9ct = 37.5% gold and 62.5% other metals
10ct = 41.7% gold and 58.3% other metals
14ct = 58.3% gold and 41.7% other metals
18ct = 75% gold and 25% other metals
22ct = 91.6% gold and 8.4% other metals
24ct = 100% gold

Yellow Gold

This is the traditional "gold" colour that most people envisage when thinking about gold. Most yellow gold items have copper and silver added to the gold in the various ratios listed above. The copper provides additional strength while the silver counteracts the pink tinge of the copper. In Australia, we typically use 9ct and 18ct yellow gold for jewellery. 22ct and 24ct yellow gold offers a beautifully rich yellow due to its purity but is also softer and may not be suitable for all types of jewellery.

White Gold

As the name suggests, white gold is a gold alloy with a white tone. In order to achieve this colour, a small amount of copper is combined with a significantly higher amount of silver, palladium, or other white metals. White gold is actually a grayish tone in its natural state but when plated with rhodium, the finish is much whiter. In Australia, white gold is most commonly available in 9ct and 18ct.

Pink Gold (Rose Gold)

While weighting the alloy ratio towards silver (or other white metals) makes white gold, weighting the ratio towards copper makes pink gold. Pink gold, as the name suggests, has a lovely, warm, pinkish tone which is particularly suited to designs with an antique style or to people with fair skin tones.

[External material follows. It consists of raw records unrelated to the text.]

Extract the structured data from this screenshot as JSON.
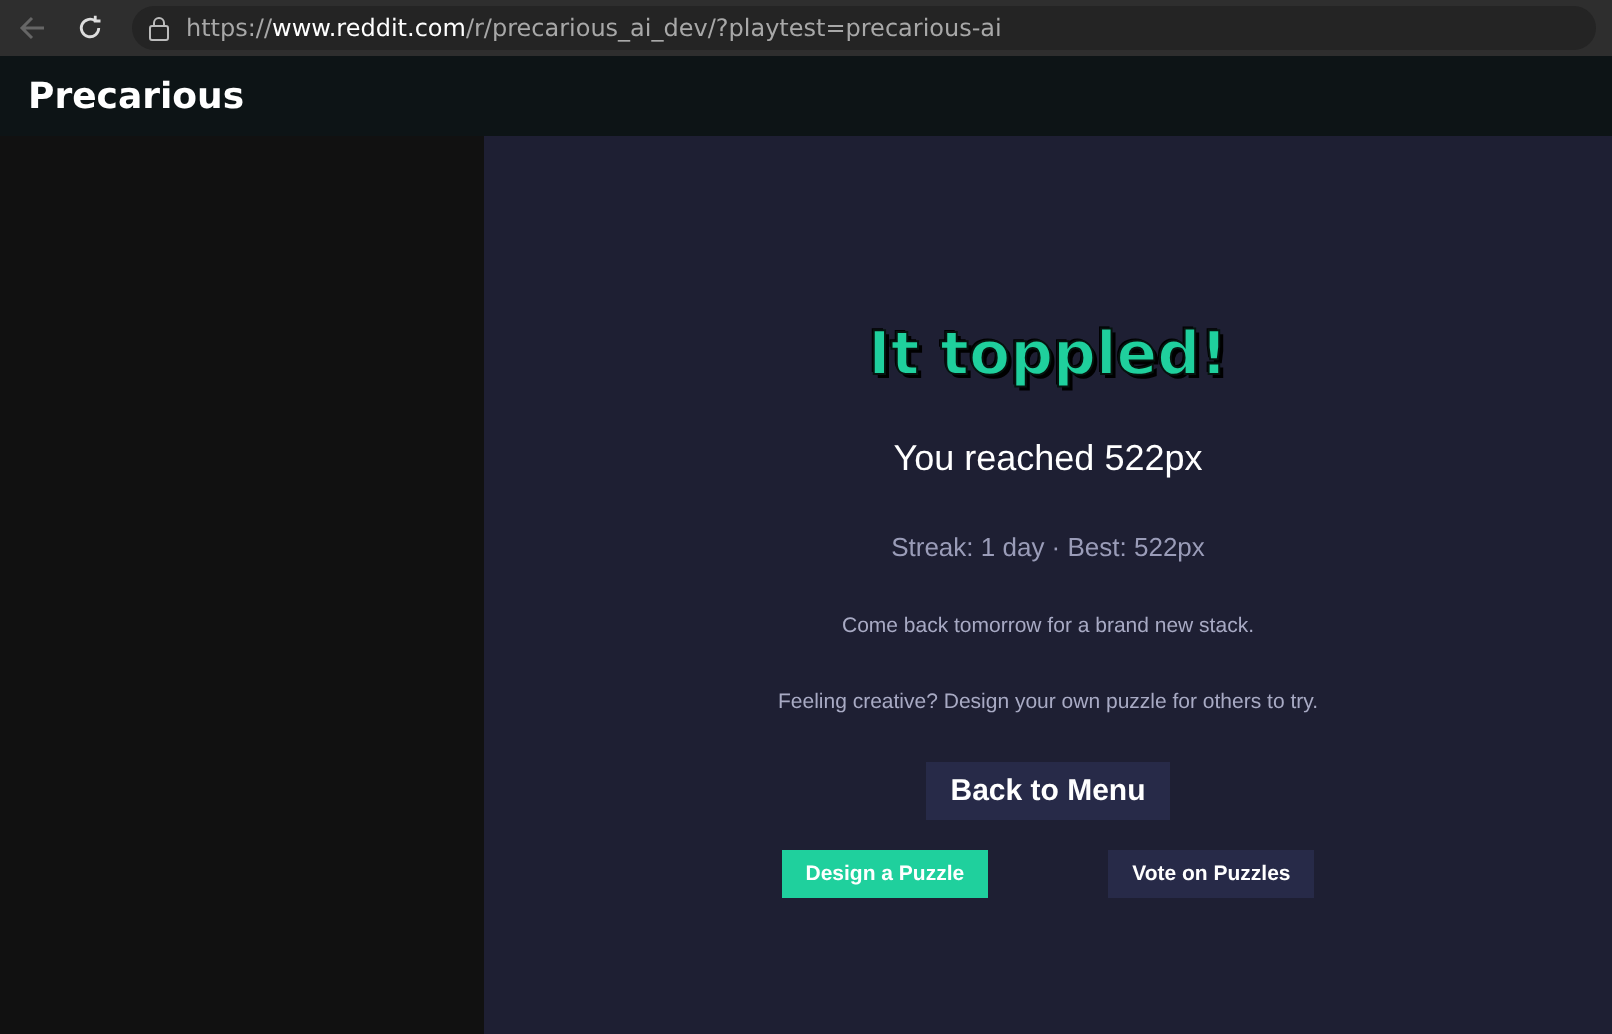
{
  "browser": {
    "url": "https://**www.reddit.com**/r/precarious_ai_dev/?playtest=precarious-ai"
  },
  "header": {
    "title": "Precarious"
  },
  "game": {
    "heading": "It toppled!",
    "result": "You reached 522px",
    "streak": "Streak: 1 day · Best: 522px",
    "message": "Come back tomorrow for a brand new stack.",
    "prompt": "Feeling creative? Design your own puzzle for others to try.",
    "main_button": "Back to Menu",
    "buttons": [
      {
        "label": "Design a Puzzle",
        "kind": "primary"
      },
      {
        "label": "Vote on Puzzles",
        "kind": "secondary"
      }
    ]
  }
}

Due to the additional copper in the alloy, pink gold is the strongest of the gold options. While the additional copper strengthens the ring, it also results in a greater difference in appearance amongst the various carats: 18ct pink gold tends to be much subtler in its rosy hue than 9ct pink gold due to the higher gold to copper ratio, 9ct pink gold can be a bit darker in colour as the higher copper ratio reduces the golden luster and 14ct pink gold sits somewhere in the middle and can be a good in-between option.

Platinum

For most people, this is the leading choice for jewellery, especially engagement and wedding rings. Platinum is a very pure and rare metal with a sturdiness that stands above all other precious metals. It is also the whitest of all the precious metals. Its strength makes it particularly good for the setting of diamonds and other gemstones but it is still susceptible to dents and marks so care must always be taken.

The density of platinum gives a piece a feeling of solidity and quality which many people find pleasing. When polished, Platinum produces an extremely high lustre. In terms of alloy, platinum is used as an almost pure metal - it is typically hallmarked with the number "950", indicating that the platinum is 95% pure. Platinum is currently the most expensive of all the the precious metals.

Sterling Silver

Sterling silver is an alloy comprising 92.5% silver and 7.5% other metal. The tone is pure white and it can achieve a high shine. It is easy to work with due to its relative softness and it's also an affordable metal when compared with gold & platinum.

Sterling silver can be oxidised to give an antique appearance or even an all-over, black finish. This treatment is semi-permanent and designed to fade over time. The effect can be very pleasing when in combination with certain stones and other surface treatments.